According to a research report from International Data Group (IDG) published earlier in the year, companies are getting serious about Big Data. Nearly half of all respondents (49%) stated that they either have or have begun implementation of a Big Data solution. Of those companies investing, respondents cited the CEO as the “Largest Supporter of Big Data Efforts.” Manufacturers, distributors and retailers stand to gain a great deal from Big Data, provided they understand what it is, how it differs from traditional reporting and how cloud computing drives the ROI, even for small companies.
Are you currently partnering with your CEO to purchase, manage and execute on a Big Data strategy? Or are you struggling to understand what Big Data is, let alone understand what it can do for your business?
Traditionally, a business intelligence initiative has most often started with the idea of a data warehouse. A data warehouse has become a well-understood thing: a central repository of data from many sources, broad in scope (usually containing several years of data) and organized for business reporting, aggregations and trend analysis. A data warehouse is typically comprised of data directly related to your business. It is easy to grasp why we need to add, average or summarize this type of data in order to ask “how is our business doing?”
Big Data is a different type of data, designed to answer a different set of questions. Big Data is usually data which we would not traditionally consider valuable. However, patterns may help us optimize decision making. For example, what are our customers (as a population) doing when they are not in our retail store? This is a more outward-facing question, and most retailers would like to know what other shops their customers patronize. These insights can lead to joint marketing opportunities.
Another example: through which regions of the world have the raw materials we need to manufacture our products been flowing? Could the cost of these materials be impacted by global weather patterns? Supply chains are impacted by external variables. To optimize them, analysts may look outward.
One more: a distributor of home healthcare products decides to divert inventory from the northeastern U.S. to the southeastern U.S. because instances of the word “cough,” “cold” or “fever” spike 15% in tweets coming from Atlanta. In this case, a revenue opportunity was seized.

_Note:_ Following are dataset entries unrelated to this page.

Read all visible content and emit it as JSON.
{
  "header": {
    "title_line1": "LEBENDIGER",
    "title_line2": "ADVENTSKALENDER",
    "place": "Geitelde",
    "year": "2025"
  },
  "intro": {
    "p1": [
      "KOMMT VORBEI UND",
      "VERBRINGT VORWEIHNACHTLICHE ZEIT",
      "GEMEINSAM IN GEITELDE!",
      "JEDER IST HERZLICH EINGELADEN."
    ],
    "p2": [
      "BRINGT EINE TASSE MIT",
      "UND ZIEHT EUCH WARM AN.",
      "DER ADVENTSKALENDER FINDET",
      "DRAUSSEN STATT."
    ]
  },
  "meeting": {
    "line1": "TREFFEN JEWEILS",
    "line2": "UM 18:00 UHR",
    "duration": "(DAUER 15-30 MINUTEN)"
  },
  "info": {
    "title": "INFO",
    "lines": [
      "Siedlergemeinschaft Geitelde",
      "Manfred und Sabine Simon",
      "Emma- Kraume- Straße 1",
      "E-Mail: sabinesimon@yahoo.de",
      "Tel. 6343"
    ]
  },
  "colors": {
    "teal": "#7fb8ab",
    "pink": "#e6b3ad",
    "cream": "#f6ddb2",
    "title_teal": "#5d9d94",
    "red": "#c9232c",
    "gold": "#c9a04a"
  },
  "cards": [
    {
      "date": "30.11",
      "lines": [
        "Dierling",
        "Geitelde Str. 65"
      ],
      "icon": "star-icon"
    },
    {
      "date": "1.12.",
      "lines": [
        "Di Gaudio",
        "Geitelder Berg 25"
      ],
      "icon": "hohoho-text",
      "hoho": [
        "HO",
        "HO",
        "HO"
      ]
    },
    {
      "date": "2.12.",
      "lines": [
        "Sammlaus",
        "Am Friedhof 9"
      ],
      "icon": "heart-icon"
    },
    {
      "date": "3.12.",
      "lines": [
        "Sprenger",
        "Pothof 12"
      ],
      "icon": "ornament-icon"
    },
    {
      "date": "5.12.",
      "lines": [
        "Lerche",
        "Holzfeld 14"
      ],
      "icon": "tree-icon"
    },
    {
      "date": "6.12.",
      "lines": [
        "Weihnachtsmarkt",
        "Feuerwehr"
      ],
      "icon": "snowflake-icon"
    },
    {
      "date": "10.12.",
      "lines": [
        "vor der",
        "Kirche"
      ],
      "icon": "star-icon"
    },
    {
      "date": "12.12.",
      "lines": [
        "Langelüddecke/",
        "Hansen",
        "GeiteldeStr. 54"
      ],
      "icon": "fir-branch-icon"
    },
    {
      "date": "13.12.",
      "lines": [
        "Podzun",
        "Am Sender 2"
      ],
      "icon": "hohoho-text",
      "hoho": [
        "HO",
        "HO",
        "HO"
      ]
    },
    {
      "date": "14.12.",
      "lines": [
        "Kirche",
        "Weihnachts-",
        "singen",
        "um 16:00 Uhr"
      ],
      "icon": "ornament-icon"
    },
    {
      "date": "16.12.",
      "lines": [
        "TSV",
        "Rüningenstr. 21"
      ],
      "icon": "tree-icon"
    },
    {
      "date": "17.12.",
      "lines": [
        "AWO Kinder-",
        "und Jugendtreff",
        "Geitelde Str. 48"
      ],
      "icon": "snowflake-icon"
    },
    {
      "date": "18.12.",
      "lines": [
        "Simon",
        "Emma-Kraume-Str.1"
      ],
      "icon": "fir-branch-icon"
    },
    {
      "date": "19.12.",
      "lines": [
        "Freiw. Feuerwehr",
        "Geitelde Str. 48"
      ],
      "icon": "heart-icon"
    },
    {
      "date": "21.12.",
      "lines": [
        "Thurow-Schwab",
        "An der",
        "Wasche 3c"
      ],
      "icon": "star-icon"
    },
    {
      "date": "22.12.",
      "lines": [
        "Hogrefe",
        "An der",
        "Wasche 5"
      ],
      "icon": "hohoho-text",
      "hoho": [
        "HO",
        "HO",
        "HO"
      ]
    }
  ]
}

Where does this data come from? The universe of publicly available data is rapidly expanding. Companies offering consumer subscription data, online reviews, location data and digital media are started every day. Mobile devices and social media have driven this expansion, but no less important are technologies which permit machines to transmit data without human intervention. Another example: “Smart Grid” technologies use machine-generated data, helping energy companies optimize capacity based upon shifting consumer demands.
Big Data is statistical analysis applied to massive volumes of data, and, for this reason, Big Data comes with a new set of challenges. Without an extremely high volume, useful statistical patterns cannot be inferred. Big Data can include both transactional and unstructured data; e.g., images, video, GPS coordinates, documents, tweets, etc. Therefore, Big Data tools must be able to infer structure from data, rather than transforming the data to comply with a pre-designed structure. Finally, Big Data is generated faster than traditional tools can process it. Volume, Variety and Velocity (the 3 Vs) are all characteristics and challenges of Big Data analysis.
To perform this statistical analysis, we need tools which can process the 3 Vs of Big Data. We need inexpensive storage for our high volumes of data. We need software which infers structure from the data it analyzes and can be distributed to thousands of servers all working together. And we need “hyper-scale” ability, so that we can scale up or down based upon the velocity of events being analyzed. These challenges would be insurmountable for small to mid-size organizations without the benefits of cloud computing.
Big Data does not require a massive capital investment. Cloud computing makes computing power highly scalable and the costs continue to go down. Internet software giants have been working on (and benefiting from) Big Data for over a decade. Today, open source tools such as Hadoop are freely available to companies who wish to complement their traditional reporting environments.